Monday, July 28, 2008

*THE GARDEN OF LAST DAYS* by Andre Dubus III


One early September night in Florida, a stripper brings her daughter to work. April's usual babysitter is in the hospital, so she decides it's best to have her three-year-old daughter close by, watching children's videos in the office, while she works.Except that April works at the Puma Club for Men. And tonight she has an unusual client, a foreigner both remote and too personal, and free with his money. Lots of it, all cash. His name is Bassam. Meanwhile, another man, AJ, has been thrown out of the club for holding hands with his favorite stripper, and he's drunk and angry and lonely.From these explosive elements comes a relentless, raw, searing, passionate, page-turning narrative, a big-hearted and painful novel about sex and parenthood and honor and masculinity. Set in the seamy underside of American life at the moment before the world changed, it juxtaposes lust for domination with hunger for connection, sexual violence with family love. It seizes the reader by the throat with the same psychological tension, depth, and realism that characterized Andre Dubus's #1 bestseller, House of Sand and Fog—and an even greater sense of the dark and anguished places in the human heart.
***Rate this as a 3/5. I read House of Sand and Fog and liked it as well.
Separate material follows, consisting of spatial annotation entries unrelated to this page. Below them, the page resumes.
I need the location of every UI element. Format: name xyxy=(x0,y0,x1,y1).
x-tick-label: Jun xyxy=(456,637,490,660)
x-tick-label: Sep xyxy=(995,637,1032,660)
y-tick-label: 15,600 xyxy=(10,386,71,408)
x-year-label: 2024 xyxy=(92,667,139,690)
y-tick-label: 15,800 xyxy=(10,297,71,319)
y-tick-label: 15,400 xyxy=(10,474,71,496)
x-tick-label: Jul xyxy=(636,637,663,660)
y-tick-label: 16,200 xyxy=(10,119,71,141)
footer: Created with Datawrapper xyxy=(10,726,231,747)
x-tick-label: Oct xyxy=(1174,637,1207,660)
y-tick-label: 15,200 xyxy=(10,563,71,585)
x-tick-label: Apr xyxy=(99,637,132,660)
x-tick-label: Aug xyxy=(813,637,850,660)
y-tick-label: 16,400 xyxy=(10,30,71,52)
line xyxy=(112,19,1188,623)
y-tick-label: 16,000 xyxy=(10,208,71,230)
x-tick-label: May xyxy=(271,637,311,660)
However, I felt that it should have not taken 535 pages to tell a story that happened over only a few days.

Saturday, July 26, 2008

*THE SISTER* by Poppy Adams


It's ten to two in the afternoon and I've been waiting for my little sister, Vivian since one-thirty. She's finally coming home at sixty-six years old, after an absence of over forty years."And so begins the tale of two sisters, Ginny and Vivian, reunited after a long estrangement. Ginny's been living in the family's sprawling Victorian home--now creaking and leaking, with a ghost of its lavish past lingering--and keeping mostly to herself. But Vivian's arrival shakes up her sister's carefully ordered world, bringing old memories and resentments to the surface. What dark, unspoken secrets are hiding in the family's past?We soon learn that Ginny and Vivian were born into a long line of distinguished lepidopterists, scientists who study moths and butterflies. Their eccentric father continued the family tradition, and was completely devoted to his work, spending long hours in the laboratory on the upper floor of the house and eventually apprenticing young Ginny as his assistant. As the years passed, his determination to make his mark in this elite field consumed the entire household. Ginny and Vivian's mother, lonely and neglected by her husband, descended into alcoholism and violent mood swings. And before long, rifts opened that may never be repaired.Now, so many years later, the sisters are drawn back into this stormy world of their childhood. But Ginny is ever observant of the present, wondering why her sister has returned, keeping track of her every move, refusing to accept Vivian's version of their past. As Ginny becomes more and more agitated, she turns to what she can understand and control: her beloved science. And, perhaps more like her father than anyonerealizes, she finds herself tempted by the "most convenient solution."Told through Ginny's unforgettably eerie voice--both childlike and sinister--this is a haunting novel about passion, trust, betrayal, and a family that destroys itself in the name of love.
*** Rate this one 3/5. I had to force myself to finish the book, but I did finish it. A story of madness or slowly progressing insanity. An english tale of 2 very different sisters, one who chose to venture out into the world and one who stayed in a very dysfunctional home until she was old and mad.